A generalization of Rasmussen's invariant, with applications to surfaces in some four-manifolds

TL;DR

This paper generalizes Rasmussen's invariant to links in certain 4-manifolds, providing genus bounds for surfaces and exploring implications for homotopy 4-balls, but showing limitations in detecting non-standard smooth structures.

Contribution

It extends Khovanov-Lee homology and Rasmussen's invariant to links in connected sums of S^1 x S^2, and applies these to genus bounds in various 4-manifolds.

Findings

Computed the invariant for certain links in S^1 x S^2 using Hochschild homology.

Proved inequalities relating the invariant to surface genus in specific 4-manifolds.

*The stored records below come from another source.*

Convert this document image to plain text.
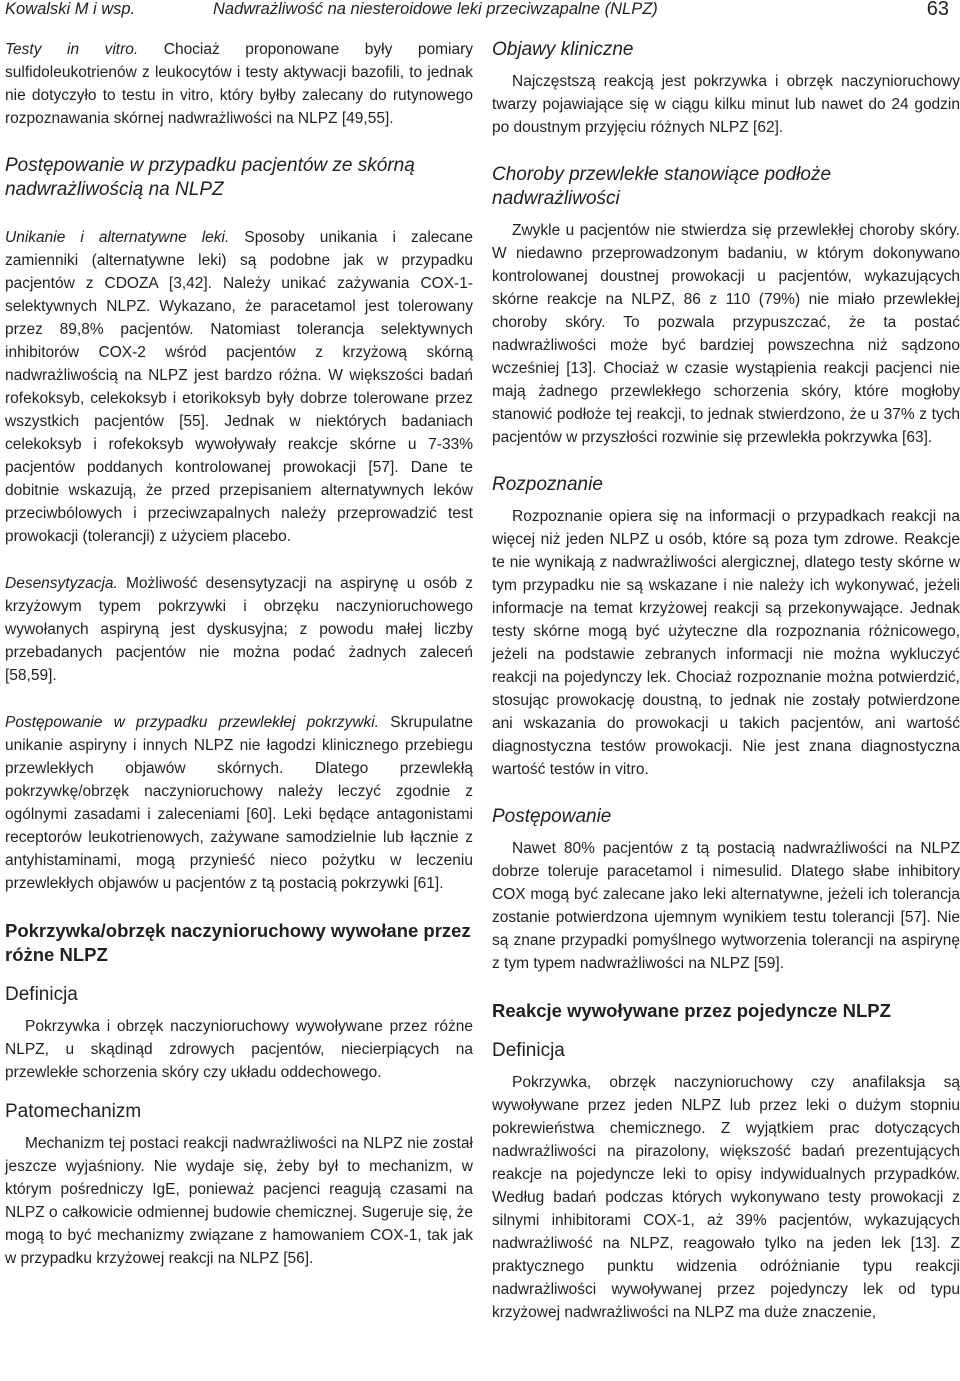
Kowalski M i wsp.	Nadwrażliwość na niesteroidowe leki przeciwzapalne (NLPZ)	63

Testy in vitro. Chociaż proponowane były pomiary sulfidoleukotrienów z leukocytów i testy aktywacji bazofili, to jednak nie dotyczyło to testu in vitro, który byłby zalecany do rutynowego rozpoznawania skórnej nadwrażliwości na NLPZ [49,55].

Postępowanie w przypadku pacjentów ze skórną nadwrażliwością na NLPZ

Unikanie i alternatywne leki. Sposoby unikania i zalecane zamienniki (alternatywne leki) są podobne jak w przypadku pacjentów z CDOZA [3,42]. Należy unikać zażywania COX-1-selektywnych NLPZ. Wykazano, że paracetamol jest tolerowany przez 89,8% pacjentów. Natomiast tolerancja selektywnych inhibitorów COX-2 wśród pacjentów z krzyżową skórną nadwrażliwością na NLPZ jest bardzo różna. W większości badań rofekoksyb, celekoksyb i etorikoksyb były dobrze tolerowane przez wszystkich pacjentów [55]. Jednak w niektórych badaniach celekoksyb i rofekoksyb wywoływały reakcje skórne u 7-33% pacjentów poddanych kontrolowanej prowokacji [57]. Dane te dobitnie wskazują, że przed przepisaniem alternatywnych leków przeciwbólowych i przeciwzapalnych należy przeprowadzić test prowokacji (tolerancji) z użyciem placebo.

Desensytyzacja. Możliwość desensytyzacji na aspirynę u osób z krzyżowym typem pokrzywki i obrzęku naczynioruchowego wywołanych aspiryną jest dyskusyjna; z powodu małej liczby przebadanych pacjentów nie można podać żadnych zaleceń [58,59].

Postępowanie w przypadku przewlekłej pokrzywki. Skrupulatne unikanie aspiryny i innych NLPZ nie łagodzi klinicznego przebiegu przewlekłych objawów skórnych. Dlatego przewlekłą pokrzywkę/obrzęk naczynioruchowy należy leczyć zgodnie z ogólnymi zasadami i zaleceniami [60]. Leki będące antagonistami receptorów leukotrienowych, zażywane samodzielnie lub łącznie z antyhistaminami, mogą przynieść nieco pożytku w leczeniu przewlekłych objawów u pacjentów z tą postacią pokrzywki [61].

Pokrzywka/obrzęk naczynioruchowy wywołane przez różne NLPZ
Definicja

Pokrzywka i obrzęk naczynioruchowy wywoływane przez różne NLPZ, u skądinąd zdrowych pacjentów, niecierpiących na przewlekłe schorzenia skóry czy układu oddechowego.

Patomechanizm

Mechanizm tej postaci reakcji nadwrażliwości na NLPZ nie został jeszcze wyjaśniony. Nie wydaje się, żeby był to mechanizm, w którym pośredniczy IgE, ponieważ pacjenci reagują czasami na NLPZ o całkowicie odmiennej budowie chemicznej. Sugeruje się, że mogą to być mechanizmy związane z hamowaniem COX-1, tak jak w przypadku krzyżowej reakcji na NLPZ [56].

Objawy kliniczne

Najczęstszą reakcją jest pokrzywka i obrzęk naczynioruchowy twarzy pojawiające się w ciągu kilku minut lub nawet do 24 godzin po doustnym przyjęciu różnych NLPZ [62].

Choroby przewlekłe stanowiące podłoże nadwrażliwości

Zwykle u pacjentów nie stwierdza się przewlekłej choroby skóry. W niedawno przeprowadzonym badaniu, w którym dokonywano kontrolowanej doustnej prowokacji u pacjentów, wykazujących skórne reakcje na NLPZ, 86 z 110 (79%) nie miało przewlekłej choroby skóry. To pozwala przypuszczać, że ta postać nadwrażliwości może być bardziej powszechna niż sądzono wcześniej [13]. Chociaż w czasie wystąpienia reakcji pacjenci nie mają żadnego przewlekłego schorzenia skóry, które mogłoby stanowić podłoże tej reakcji, to jednak stwierdzono, że u 37% z tych pacjentów w przyszłości rozwinie się przewlekła pokrzywka [63].

Rozpoznanie

Rozpoznanie opiera się na informacji o przypadkach reakcji na więcej niż jeden NLPZ u osób, które są poza tym zdrowe. Reakcje te nie wynikają z nadwrażliwości alergicznej, dlatego testy skórne w tym przypadku nie są wskazane i nie należy ich wykonywać, jeżeli informacje na temat krzyżowej reakcji są przekonywające. Jednak testy skórne mogą być użyteczne dla rozpoznania różnicowego, jeżeli na podstawie zebranych informacji nie można wykluczyć reakcji na pojedynczy lek. Chociaż rozpoznanie można potwierdzić, stosując prowokację doustną, to jednak nie zostały potwierdzone ani wskazania do prowokacji u takich pacjentów, ani wartość diagnostyczna testów prowokacji. Nie jest znana diagnostyczna wartość testów in vitro.

Postępowanie

Nawet 80% pacjentów z tą postacią nadwrażliwości na NLPZ dobrze toleruje paracetamol i nimesulid. Dlatego słabe inhibitory COX mogą być zalecane jako leki alternatywne, jeżeli ich tolerancja zostanie potwierdzona ujemnym wynikiem testu tolerancji [57]. Nie są znane przypadki pomyślnego wytworzenia tolerancji na aspirynę z tym typem nadwrażliwości na NLPZ [59].

Reakcje wywoływane przez pojedyncze NLPZ
Definicja

Pokrzywka, obrzęk naczynioruchowy czy anafilaksja są wywoływane przez jeden NLPZ lub przez leki o dużym stopniu pokrewieństwa chemicznego. Z wyjątkiem prac dotyczących nadwrażliwości na pirazolony, większość badań prezentujących reakcje na pojedyncze leki to opisy indywidualnych przypadków. Według badań podczas których wykonywano testy prowokacji z silnymi inhibitorami COX-1, aż 39% pacjentów, wykazujących nadwrażliwość na NLPZ, reagowało tylko na jeden lek [13]. Z praktycznego punktu widzenia odróżnianie typu reakcji nadwrażliwości wywoływanej przez pojedynczy lek od typu krzyżowej nadwrażliwości na NLPZ ma duże znaczenie,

Showed the invariant cannot distinguish certain exotic smooth structures on 4-balls.

Abstract

We extend the definition of Khovanov-Lee homology to links in connected sums of $S^1 \times S^2$'s, and construct a Rasmussen-type invariant for null-homologous links in these manifolds. For certain links in $S^1 \times S^2$, we compute the invariant by reinterpreting it in terms of Hochschild homology. As applications, we prove inequalities relating the Rasmussen-type invariant to the genus of surfaces with boundary in the following four-manifolds: $B^2 \times S^2$, $S^1 \times B^3$, $\mathbb{CP}^2$, and various connected sums and boundary sums of these. We deduce that Rasmussen's invariant also gives genus bounds for surfaces inside homotopy 4-balls obtained from $B^4$ by Gluck twists. Therefore, it cannot be used to prove that such homotopy 4-balls are non-standard.